How broken is routing strategy that causes a martian packet (so far only) during tracepath?

Solution 1:

If you receive the martian packet, wireshark should be able to show it.

I also see you've disabled loopback by setting an unreachable route for 127.0.0.0/8. This isn't standards-compliant, and probably isn't that useful to do, but I doubt it has much to do with this problem.

The documentation paragraph simply means that you're likely to see RFC1918 addresses or other unreachable things in the traceroute since these addresses can be used between routers in many cases (eg. within one AS), but will be the address the router gives when the packet exceeds its TTL there. It doesn't mean you should expect martians. I also doubt it has anything to do with this particular packet.

The martian packet may have nothing to do with the traceroute. However, it might.
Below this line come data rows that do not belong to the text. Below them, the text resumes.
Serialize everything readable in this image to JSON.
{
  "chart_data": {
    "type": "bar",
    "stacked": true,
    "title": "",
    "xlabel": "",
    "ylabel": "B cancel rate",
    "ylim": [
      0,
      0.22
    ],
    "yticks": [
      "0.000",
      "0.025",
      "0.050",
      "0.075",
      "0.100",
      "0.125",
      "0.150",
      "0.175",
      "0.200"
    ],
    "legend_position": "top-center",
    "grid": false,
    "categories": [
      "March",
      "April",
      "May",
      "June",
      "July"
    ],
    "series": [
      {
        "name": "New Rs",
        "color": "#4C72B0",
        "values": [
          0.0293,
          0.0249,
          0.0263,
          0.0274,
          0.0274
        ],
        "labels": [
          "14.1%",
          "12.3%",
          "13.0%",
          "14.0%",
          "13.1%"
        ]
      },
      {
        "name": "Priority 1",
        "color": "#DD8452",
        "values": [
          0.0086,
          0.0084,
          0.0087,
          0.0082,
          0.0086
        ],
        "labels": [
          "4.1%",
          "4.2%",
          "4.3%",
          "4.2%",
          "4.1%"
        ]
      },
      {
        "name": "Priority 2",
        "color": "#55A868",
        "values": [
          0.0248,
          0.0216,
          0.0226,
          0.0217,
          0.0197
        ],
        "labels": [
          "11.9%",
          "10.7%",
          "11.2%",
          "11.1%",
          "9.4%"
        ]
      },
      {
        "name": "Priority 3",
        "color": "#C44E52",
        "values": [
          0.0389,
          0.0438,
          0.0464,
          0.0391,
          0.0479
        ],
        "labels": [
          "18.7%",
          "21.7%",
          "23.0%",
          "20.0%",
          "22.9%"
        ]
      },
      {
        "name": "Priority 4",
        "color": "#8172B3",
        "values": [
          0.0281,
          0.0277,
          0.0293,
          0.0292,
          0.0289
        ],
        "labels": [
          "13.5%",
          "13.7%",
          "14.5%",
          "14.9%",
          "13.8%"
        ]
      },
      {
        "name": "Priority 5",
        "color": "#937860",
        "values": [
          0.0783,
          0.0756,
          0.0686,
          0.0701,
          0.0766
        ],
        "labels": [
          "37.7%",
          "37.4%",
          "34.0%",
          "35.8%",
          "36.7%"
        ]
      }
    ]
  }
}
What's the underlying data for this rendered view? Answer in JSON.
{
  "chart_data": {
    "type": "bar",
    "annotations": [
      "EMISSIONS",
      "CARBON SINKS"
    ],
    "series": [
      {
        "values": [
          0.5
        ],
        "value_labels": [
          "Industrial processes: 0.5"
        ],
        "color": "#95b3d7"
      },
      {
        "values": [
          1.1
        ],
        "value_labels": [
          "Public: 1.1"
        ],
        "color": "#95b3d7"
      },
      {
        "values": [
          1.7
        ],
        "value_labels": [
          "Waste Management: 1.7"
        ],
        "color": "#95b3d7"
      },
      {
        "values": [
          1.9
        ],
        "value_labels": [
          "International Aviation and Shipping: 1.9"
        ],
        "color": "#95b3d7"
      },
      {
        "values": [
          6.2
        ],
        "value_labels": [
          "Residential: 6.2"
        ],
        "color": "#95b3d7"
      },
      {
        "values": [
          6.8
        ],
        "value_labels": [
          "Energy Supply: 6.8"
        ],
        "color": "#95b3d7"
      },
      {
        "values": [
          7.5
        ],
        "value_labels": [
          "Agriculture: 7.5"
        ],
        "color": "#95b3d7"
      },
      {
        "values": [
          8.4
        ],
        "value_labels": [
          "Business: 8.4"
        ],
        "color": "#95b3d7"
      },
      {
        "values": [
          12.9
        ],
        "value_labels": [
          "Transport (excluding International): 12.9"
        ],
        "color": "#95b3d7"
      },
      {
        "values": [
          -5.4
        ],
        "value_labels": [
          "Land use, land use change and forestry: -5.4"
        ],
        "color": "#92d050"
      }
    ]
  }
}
It's often caused by a gateway not doing source nat when it ought to be, but it's also possible that you have a broken NAT rule somewhere translating the destination address of packets outbound from eth1 toward the IP of eth0. This seems most likely given the source of the packet. It also might mean that you're forgetting to do source NAT on outbound packets of yours at your gateway.

You should run a wireshark capture on eth1 and eth0 both, and try and find the packet in eth0 and see if you can correlate it with one from eth1. Also check your NAT rules.

Solution 2:

I believe that the "problem" is that both your interfaces are connected to the same network. At some point you're getting packets with source IP 192.168.3.20 on your eth0 interface which causes the log_martians config entry to come in actino.

I'm pretty sure that you have rp_filter enabled and that this will go away if you disable it (e.g. /proc/sys/net/ipv4/conf/all/rp_filter), but read bellow:

This can be because of two reasons:

  1. You're receiving legitimate packets from your own network from this (i.e. the wrong) interface. In your case, in theory, all packets for subnet 192.168.3.0/27 should be arriving in eth1 unless you have multipath routing, in which case you need to disable rp_filter.
  2. During your tracepath one of the intermediate links uses IP addresses from the subnet 192.168.3.0/27. I.e. imagine that one of the intermediate ISPs between you and the destination uses IP addresses from that subnet on its routers. Because of the way traceroute works you'll be receiving ICMP TTL EXCEEDED packets with that source IP (since the router will be sending them). And since your default route is via eth0, the kernel will complain (because it's expecting everything from 192.168.3.0/27 to arrive in eth1 - because of rp_filter).

There are multiple ways to troubleshoot this and yes you can tcpdump on that (e.g. tcpdump -ni eth0 'host 192.168.3.20').